The only Daphne Du Maurier museum in the world is based at Jamaica Inn on Bodmin Moor but its owner says her sexuality is never brought up by their visitors.

Allen Jackson said: "It isn't discussed. I've spoken to one person in particular who has been on the door of the museum for maybe as long as two years and he says the subject has never come up - and that in itself is interesting."

Photo taken of Marlow Moss in 1937 outside the village of Lamorna.
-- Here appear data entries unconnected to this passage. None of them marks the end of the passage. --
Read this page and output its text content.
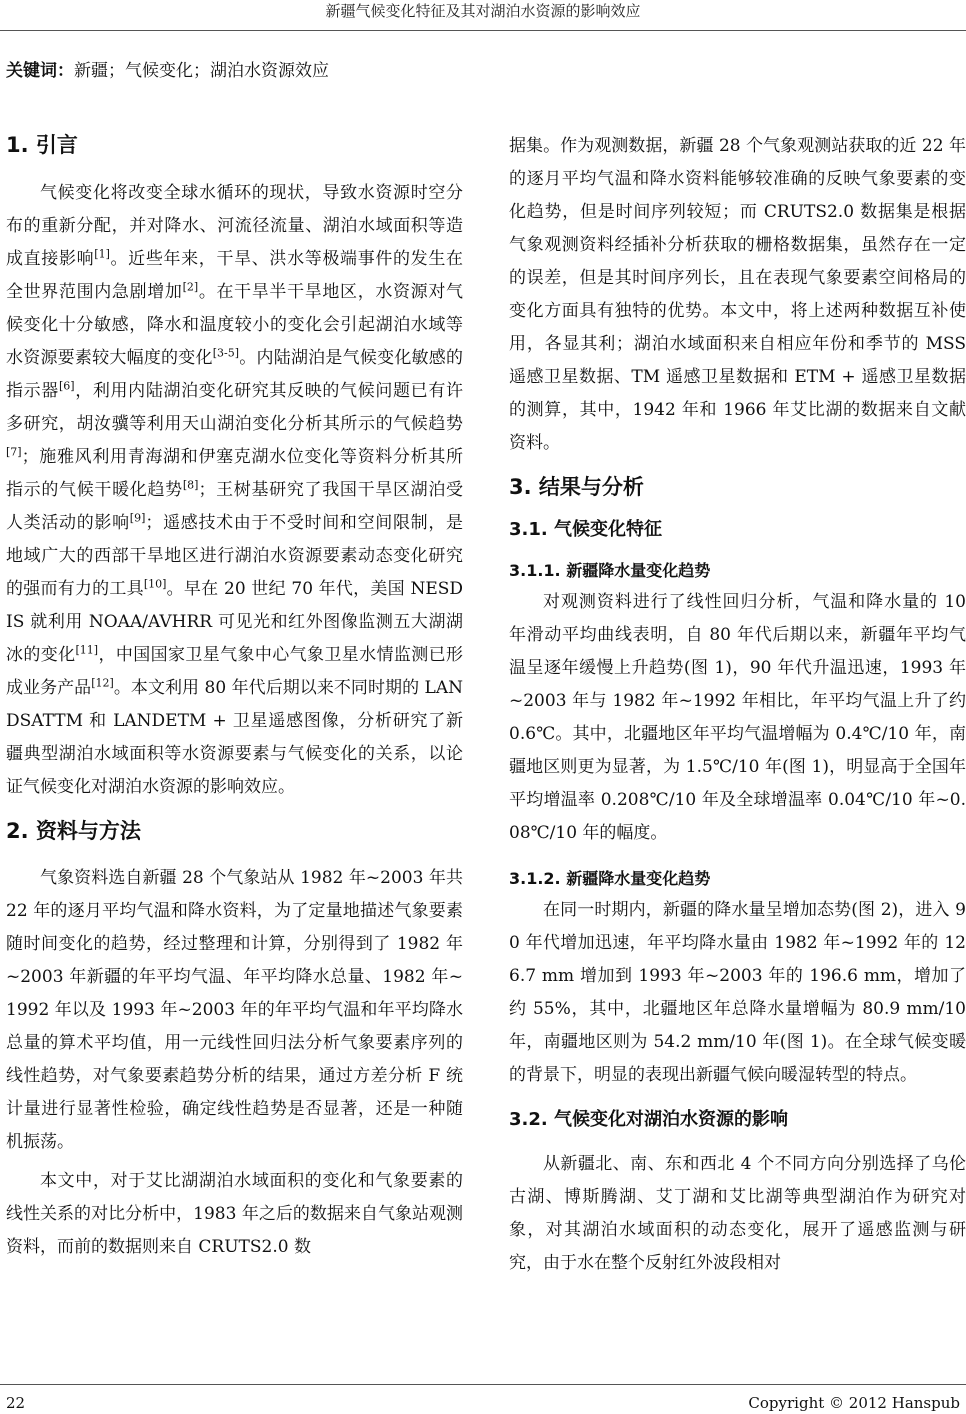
新疆气候变化特征及其对湖泊水资源的影响效应
关键词：新疆；气候变化；湖泊水资源效应
1. 引言

气候变化将改变全球水循环的现状，导致水资源时空分布的重新分配，并对降水、河流径流量、湖泊水域面积等造成直接影响[1]。近些年来，干旱、洪水等极端事件的发生在全世界范围内急剧增加[2]。在干旱半干旱地区，水资源对气候变化十分敏感，降水和温度较小的变化会引起湖泊水域等水资源要素较大幅度的变化[3-5]。内陆湖泊是气候变化敏感的指示器[6]，利用内陆湖泊变化研究其反映的气候问题已有许多研究，胡汝骥等利用天山湖泊变化分析其所示的气候趋势[7]；施雅风利用青海湖和伊塞克湖水位变化等资料分析其所指示的气候干暖化趋势[8]；王树基研究了我国干旱区湖泊受人类活动的影响[9]；遥感技术由于不受时间和空间限制，是地域广大的西部干旱地区进行湖泊水资源要素动态变化研究的强而有力的工具[10]。早在 20 世纪 70 年代，美国 NESDIS 就利用 NOAA/AVHRR 可见光和红外图像监测五大湖湖冰的变化[11]，中国国家卫星气象中心气象卫星水情监测已形成业务产品[12]。本文利用 80 年代后期以来不同时期的 LANDSATTM 和 LANDETM + 卫星遥感图像，分析研究了新疆典型湖泊水域面积等水资源要素与气候变化的关系，以论证气候变化对湖泊水资源的影响效应。

2. 资料与方法

气象资料选自新疆 28 个气象站从 1982 年~2003 年共 22 年的逐月平均气温和降水资料，为了定量地描述气象要素随时间变化的趋势，经过整理和计算，分别得到了 1982 年~2003 年新疆的年平均气温、年平均降水总量、1982 年~1992 年以及 1993 年~2003 年的年平均气温和年平均降水总量的算术平均值，用一元线性回归法分析气象要素序列的线性趋势，对气象要素趋势分析的结果，通过方差分析 F 统计量进行显著性检验，确定线性趋势是否显著，还是一种随机振荡。

本文中，对于艾比湖湖泊水域面积的变化和气象要素的线性关系的对比分析中，1983 年之后的数据来自气象站观测资料，而前的数据则来自 CRUTS2.0 数

据集。作为观测数据，新疆 28 个气象观测站获取的近 22 年的逐月平均气温和降水资料能够较准确的反映气象要素的变化趋势，但是时间序列较短；而 CRUTS2.0 数据集是根据气象观测资料经插补分析获取的栅格数据集，虽然存在一定的误差，但是其时间序列长，且在表现气象要素空间格局的变化方面具有独特的优势。本文中，将上述两种数据互补使用，各显其利；湖泊水域面积来自相应年份和季节的 MSS 遥感卫星数据、TM 遥感卫星数据和 ETM + 遥感卫星数据的测算，其中，1942 年和 1966 年艾比湖的数据来自文献资料。

3. 结果与分析
3.1. 气候变化特征
3.1.1. 新疆降水量变化趋势

对观测资料进行了线性回归分析，气温和降水量的 10 年滑动平均曲线表明，自 80 年代后期以来，新疆年平均气温呈逐年缓慢上升趋势(图 1)，90 年代升温迅速，1993 年~2003 年与 1982 年~1992 年相比，年平均气温上升了约 0.6℃。其中，北疆地区年平均气温增幅为 0.4℃/10 年，南疆地区则更为显著，为 1.5℃/10 年(图 1)，明显高于全国年平均增温率 0.208℃/10 年及全球增温率 0.04℃/10 年~0.08℃/10 年的幅度。

3.1.2. 新疆降水量变化趋势

在同一时期内，新疆的降水量呈增加态势(图 2)，进入 90 年代增加迅速，年平均降水量由 1982 年~1992 年的 126.7 mm 增加到 1993 年~2003 年的 196.6 mm，增加了约 55%，其中，北疆地区年总降水量增幅为 80.9 mm/10 年，南疆地区则为 54.2 mm/10 年(图 1)。在全球气候变暖的背景下，明显的表现出新疆气候向暖湿转型的特点。

3.2. 气候变化对湖泊水资源的影响

从新疆北、南、东和西北 4 个不同方向分别选择了乌伦古湖、博斯腾湖、艾丁湖和艾比湖等典型湖泊作为研究对象，对其湖泊水域面积的动态变化，展开了遥感监测与研究，由于水在整个反射红外波段相对

22	Copyright © 2012 Hanspub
Credit: Tate St Ives

Marlow Moss (1889-1958)

Moss changed her name from Majorie to Marlow in her twenties and subverted other gender norms by styling herself and her art in traditionally masculine ways.

She lived in with her life partner Netty Nijoff in Lamorna near Penzance for 17 years until her death in 1958.

Sally Noall, Interpretation Curator at Tate St Ives, says people who have researched her life say she was quite likely to have dropped the she/her pronouns and lived as non-binary.

"In all of Moss' letter she signed herself as Marlow or Marlow Moss and we also have some records of her partner Netty Nijoff talking about Moss as 'she'. So we certainly know Moss didn't present herself as a male but I do wonder given the era she lived in whether she may have preferred a pronoun of they if."

Piers Gaveston, 1st Earl of Cornwall (c.1284 – 1312)

King Edward II gave the first earldom of Cornwall to his favourite Piers Gaveston and some historians reading Medieval texts believe the pair were lovers.

Homosexuality was not illegal in this era of the middle ages but it is understood the favourism that was given to Gaveston caused much jealously among the earls of the time which ultimately lead to Gaveston’s beheading in 1312.

Modern historians have been divided over the subject. Some argue that the evidence for a same-sex relationship is indisputable, while others claim that Gaveston and the King were adoptive brothers.